Mallika Dutt, president and CEO of Breakthrough, a human rights organization, said the sentence also sends a clear — and troubling — message about violence against women.
“We look to our military to, at the very least, uphold their own values of honor, integrity, respect and more. It is deeply disappointing when instead they are seen to uphold the cultural norms that say women are less-than, inferior, dispensable,” Dutt said. “This is the very culture that allows discrimination and violence against women and girls to continue.”
Military leaders have made efforts to address sexual assault in the ranks, including working with Congress to implement changes to the way the military justice system handles the assaults and helps victims.
But, said Pentagon spokesman Rear Adm. John Kirby, military leaders know they must do better.
“We take the crime of sexual assault very, very seriously,” he said Thursday.
Kirby declined to comment on the Sinclair case or sentence but said leaders are concerned about victim confidence in the system and about “the ability of leadership and the system itself — the justice system itself — in making sure that those who are found guilty are held properly accountable.”

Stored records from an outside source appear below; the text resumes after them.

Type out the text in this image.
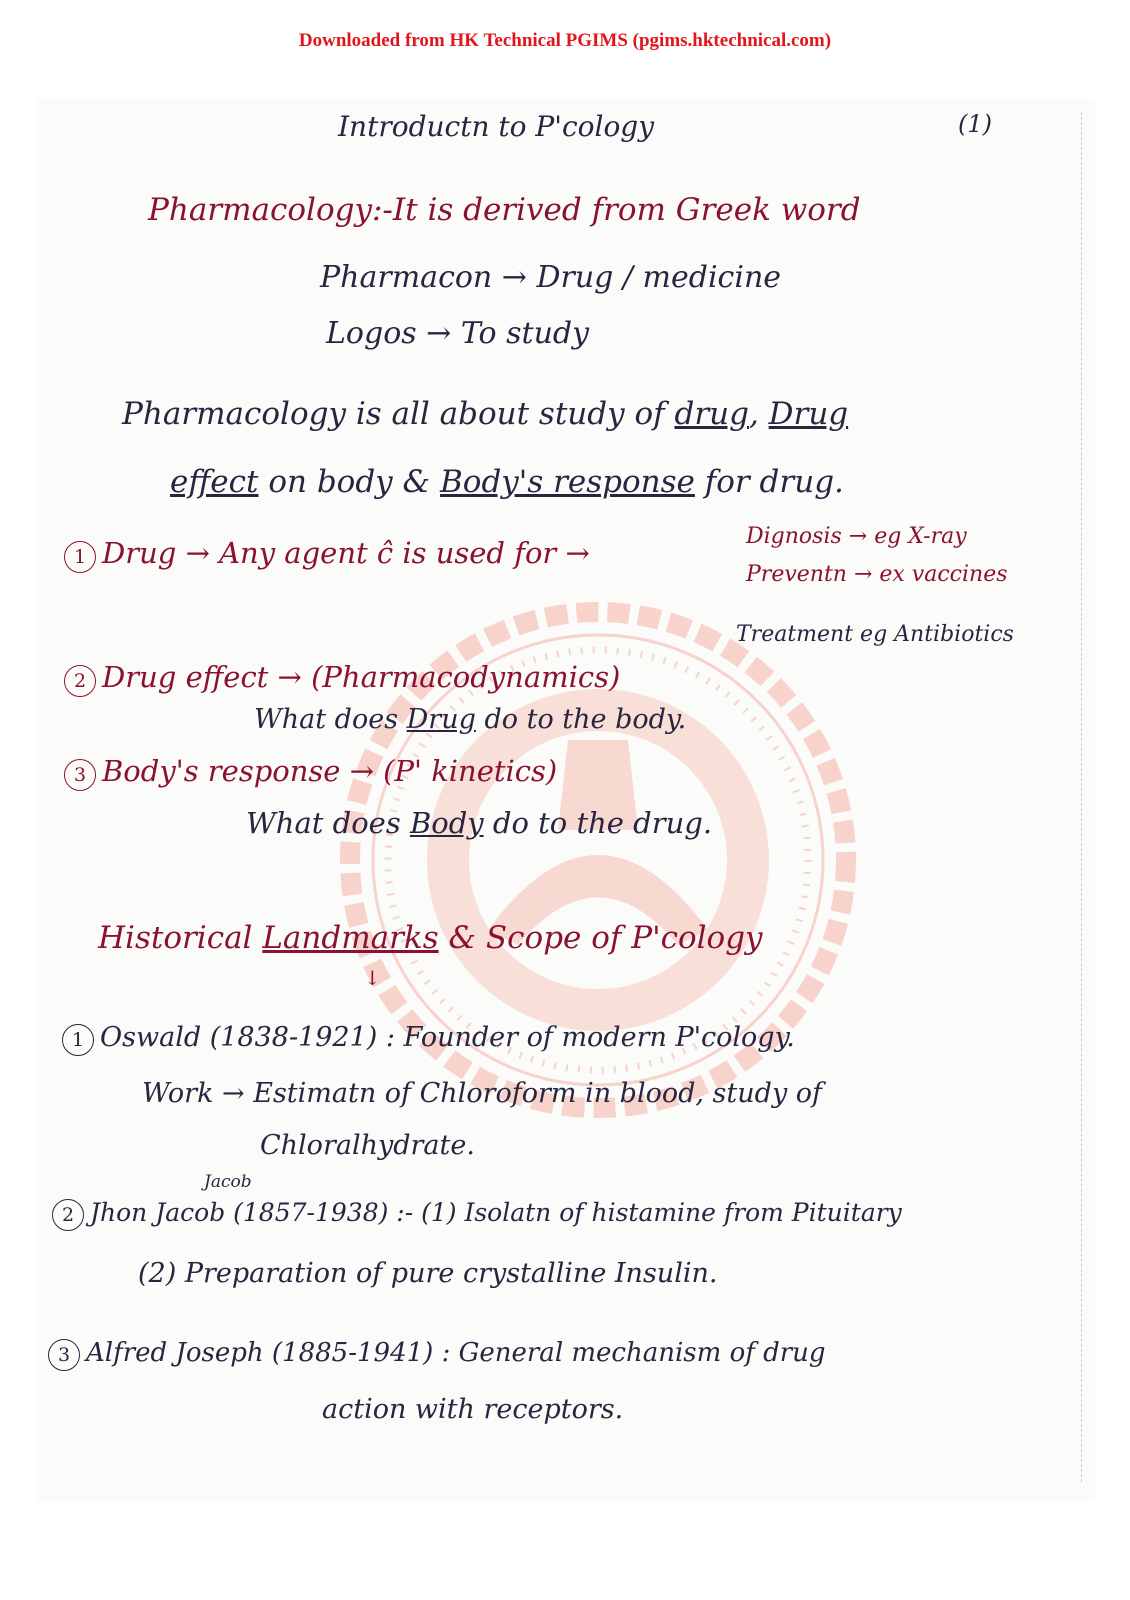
Downloaded from HK Technical PGIMS (pgims.hktechnical.com)
Introductn to P'cology	(1)
Pharmacology:-It is derived from Greek word
Pharmacon → Drug / medicine
Logos → To study
Pharmacology is all about study of drug, Drug
effect on body & Body's response for drug.
1 Drug → Any agent ĉ is used for →	Dignosis → eg X-ray
Preventn → ex vaccines
Treatment eg Antibiotics
2 Drug effect → (Pharmacodynamics)
What does Drug do to the body.
3 Body's response → (P' kinetics)
What does Body do to the drug.
Historical Landmarks & Scope of P'cology
↓
1 Oswald (1838-1921) : Founder of modern P'cology.
Work → Estimatn of Chloroform in blood, study of
Chloralhydrate.
Jacob
2 Jhon Jacob (1857-1938) :- (1) Isolatn of histamine from Pituitary
(2) Preparation of pure crystalline Insulin.
3 Alfred Joseph (1885-1941) : General mechanism of drug
action with receptors.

Also Thursday, a Naval Academy football player accused of sexually assaulting a female midshipman during an off-campus party in 2012 was found not guilty. The superintendent of the Naval Academy previously decided not to prosecute two other midshipmen who had originally been accused of sexual assault in the case. The case raised more questions about whether victims should feel comfortable reporting assaults.
But, Kirby said, despite such high-profile examples of acquittals or cases that do not go to trial, “there are plenty of other cases that go all the way to trial and get convictions.”
“And look,” he said. “Prosecutions and convictions, while important in terms of holding people accountable, that’s not the ultimate goal here. The ultimate goal here is zero sexual assaults in the military. That’s what we’re after.”
Jon Harper contributed to this report.